Exibidor

Publicidade

Notícias /mercado / Entrevista

10 Maio 2023 | Yuri Codogno

Com 80 minutos de tela, "O Homem Cordial" é a realidade em forma de ficção

Portal Exibidor entrevistou diretor e elenco do filme da O2 Play, que entra em cartaz amanhã

Compartilhe:

(Foto: Divulgação)

Ficção e realidade costumam andar bem separadas, com fácil distinção de qual é qual. Acontece que, simultaneamente, há uma linha tênue entre os dois formatos, com a ficção podendo retratar de maneira bastante fiel o que é a realidade. O Homem Cordial (O2 Play) é um desses casos: um filme de ficção, mas que nos apresenta o Brasil de agora. 

Publicidade fechar X

Programado para entrar em cartaz amanhã (11), O Homem Cordial segue a história de um cantor de uma banda de rock com músicas voltadas às pautas sociais e que se vê no meio de fatos potencialmente distorcidos, com sua imagem jogada para um linchamento público. O Portal Exibidor assistiu ao filme com antecedência e teve a oportunidade de conversar com o diretor e roteirista Iberê Carvalho e os atores Paulo Miklos e Thaíde, que estrelam o longa. 

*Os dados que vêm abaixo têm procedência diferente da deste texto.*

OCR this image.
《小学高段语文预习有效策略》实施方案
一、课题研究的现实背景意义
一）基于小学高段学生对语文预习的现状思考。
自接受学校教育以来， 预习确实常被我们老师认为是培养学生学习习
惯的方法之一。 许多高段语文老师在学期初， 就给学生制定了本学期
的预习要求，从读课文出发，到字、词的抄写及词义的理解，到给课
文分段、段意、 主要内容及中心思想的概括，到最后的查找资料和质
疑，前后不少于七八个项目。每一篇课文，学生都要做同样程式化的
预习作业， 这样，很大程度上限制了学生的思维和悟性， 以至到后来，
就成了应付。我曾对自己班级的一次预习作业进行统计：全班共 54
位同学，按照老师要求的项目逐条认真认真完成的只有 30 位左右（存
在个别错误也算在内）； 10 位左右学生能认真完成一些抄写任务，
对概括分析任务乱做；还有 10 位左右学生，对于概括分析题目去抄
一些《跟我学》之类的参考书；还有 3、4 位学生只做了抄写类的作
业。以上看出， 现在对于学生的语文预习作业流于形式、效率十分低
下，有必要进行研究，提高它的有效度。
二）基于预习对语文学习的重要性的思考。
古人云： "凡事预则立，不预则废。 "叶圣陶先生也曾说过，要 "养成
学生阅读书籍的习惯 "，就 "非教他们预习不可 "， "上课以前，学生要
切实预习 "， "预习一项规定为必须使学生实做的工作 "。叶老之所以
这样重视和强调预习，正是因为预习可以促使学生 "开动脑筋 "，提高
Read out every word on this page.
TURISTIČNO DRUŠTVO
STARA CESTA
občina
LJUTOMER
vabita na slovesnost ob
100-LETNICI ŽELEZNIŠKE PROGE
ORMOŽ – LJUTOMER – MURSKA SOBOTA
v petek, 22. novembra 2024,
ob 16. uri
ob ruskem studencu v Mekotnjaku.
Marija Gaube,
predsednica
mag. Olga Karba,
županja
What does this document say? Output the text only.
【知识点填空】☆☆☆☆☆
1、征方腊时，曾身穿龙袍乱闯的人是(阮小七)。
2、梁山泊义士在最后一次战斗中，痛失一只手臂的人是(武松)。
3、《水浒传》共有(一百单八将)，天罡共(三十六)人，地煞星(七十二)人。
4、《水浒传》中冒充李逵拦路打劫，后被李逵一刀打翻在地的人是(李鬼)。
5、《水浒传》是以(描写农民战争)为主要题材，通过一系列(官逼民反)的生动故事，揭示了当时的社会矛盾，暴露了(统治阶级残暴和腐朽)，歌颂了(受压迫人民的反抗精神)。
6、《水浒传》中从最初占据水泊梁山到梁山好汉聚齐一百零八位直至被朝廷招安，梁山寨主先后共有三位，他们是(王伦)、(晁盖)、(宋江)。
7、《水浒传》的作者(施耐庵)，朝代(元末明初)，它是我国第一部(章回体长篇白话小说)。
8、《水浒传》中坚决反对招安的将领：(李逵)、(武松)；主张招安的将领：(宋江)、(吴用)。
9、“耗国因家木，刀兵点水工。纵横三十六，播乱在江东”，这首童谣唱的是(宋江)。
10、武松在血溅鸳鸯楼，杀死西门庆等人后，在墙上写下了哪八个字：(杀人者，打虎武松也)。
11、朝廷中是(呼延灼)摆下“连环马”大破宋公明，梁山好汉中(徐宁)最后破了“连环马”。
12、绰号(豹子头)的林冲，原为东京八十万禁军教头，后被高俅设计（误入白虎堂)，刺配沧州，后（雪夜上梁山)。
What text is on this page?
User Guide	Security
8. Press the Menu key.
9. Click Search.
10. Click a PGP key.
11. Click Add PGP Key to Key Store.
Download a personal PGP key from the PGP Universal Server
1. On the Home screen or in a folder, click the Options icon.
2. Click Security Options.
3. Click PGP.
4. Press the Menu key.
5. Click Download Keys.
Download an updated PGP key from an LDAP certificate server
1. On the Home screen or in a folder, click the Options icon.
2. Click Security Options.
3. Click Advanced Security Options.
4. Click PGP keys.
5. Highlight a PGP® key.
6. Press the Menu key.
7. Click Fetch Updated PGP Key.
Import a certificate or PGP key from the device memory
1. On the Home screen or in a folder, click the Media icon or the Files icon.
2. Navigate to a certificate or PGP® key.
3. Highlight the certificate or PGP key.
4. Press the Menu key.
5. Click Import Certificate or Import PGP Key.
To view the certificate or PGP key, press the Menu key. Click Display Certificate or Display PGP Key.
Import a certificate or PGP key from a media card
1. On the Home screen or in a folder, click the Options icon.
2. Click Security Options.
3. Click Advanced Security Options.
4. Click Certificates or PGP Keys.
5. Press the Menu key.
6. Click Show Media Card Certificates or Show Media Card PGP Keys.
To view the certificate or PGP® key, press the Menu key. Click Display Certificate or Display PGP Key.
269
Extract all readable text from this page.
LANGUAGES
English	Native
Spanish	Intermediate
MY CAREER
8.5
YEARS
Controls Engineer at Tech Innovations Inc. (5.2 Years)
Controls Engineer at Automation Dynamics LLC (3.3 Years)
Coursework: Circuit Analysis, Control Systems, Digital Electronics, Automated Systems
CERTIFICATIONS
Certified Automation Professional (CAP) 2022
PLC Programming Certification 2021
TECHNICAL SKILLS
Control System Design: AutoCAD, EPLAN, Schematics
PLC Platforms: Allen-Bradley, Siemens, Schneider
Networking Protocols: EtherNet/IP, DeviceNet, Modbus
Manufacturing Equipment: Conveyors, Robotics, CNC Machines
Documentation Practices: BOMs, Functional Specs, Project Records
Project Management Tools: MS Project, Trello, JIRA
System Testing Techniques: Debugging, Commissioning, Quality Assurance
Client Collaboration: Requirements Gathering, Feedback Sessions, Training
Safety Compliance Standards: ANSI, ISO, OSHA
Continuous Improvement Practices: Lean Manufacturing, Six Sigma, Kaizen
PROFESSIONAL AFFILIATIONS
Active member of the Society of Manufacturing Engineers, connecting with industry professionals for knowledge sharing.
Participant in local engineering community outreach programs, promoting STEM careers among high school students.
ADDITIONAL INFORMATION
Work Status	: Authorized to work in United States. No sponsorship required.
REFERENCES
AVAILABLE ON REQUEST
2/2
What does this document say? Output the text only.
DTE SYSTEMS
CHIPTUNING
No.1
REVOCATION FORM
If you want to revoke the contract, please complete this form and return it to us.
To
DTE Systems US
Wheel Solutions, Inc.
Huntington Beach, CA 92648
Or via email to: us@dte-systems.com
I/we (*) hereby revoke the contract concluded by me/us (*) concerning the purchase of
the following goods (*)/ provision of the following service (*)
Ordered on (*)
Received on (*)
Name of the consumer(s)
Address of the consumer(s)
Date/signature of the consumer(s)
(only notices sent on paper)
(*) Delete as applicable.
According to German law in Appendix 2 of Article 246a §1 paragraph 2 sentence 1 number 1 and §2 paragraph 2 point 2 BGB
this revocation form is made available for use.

O cinema nacional aos poucos vem retomando seu protagonismo e começa a trazer produções de gêneros mais diversificados. No caso de O Homem Cordial, temos um thriller, que se caracteriza pela descoberta da realidade e por ter o protagonista envolvido em um conflito pessoal que se resolve junto à resolução do conflito-matriz da trama. O protagonista costuma ser um policial ou alguém em um cargo semelhante, algo que Iberê Carvalho, para conseguir retratar um Brasil mais real, acabou subvertendo instintivamente. 

“Desde antes de escrever o roteiro, a gente já tinha estabelecido o desafio de fazer um thriller, com o objetivo de cumprir esses pré-requisitos do gênero. Mas também havia uma vontade muito grande de falar dessas questões sociais, de justiça social, privilégio e tudo isso. Só que como falo de questão social no Brasil sem tocar na questão racial? Então precisei encontrar um protagonista que fosse de um lugar que eu pudesse falar, para que não corresse o risco de tentar ocupar um lugar de fala e me colocar como um porta-voz de um grupo que não pertenço”, contou Iberê. 

Tanto Paulo Miklos e Thaíde, em suas carreiras musicais e através do jornalismo - esse último no caso do rapper que esteve à frente do programa A Liga por sete anos -, abordaram as questões sociais, levando a realidade até o público. Questionado sobre como é fazer isso, mas agora através da ficção, Thaíde frisou que, apesar de ser um filme, seus acontecimentos não são ficção. 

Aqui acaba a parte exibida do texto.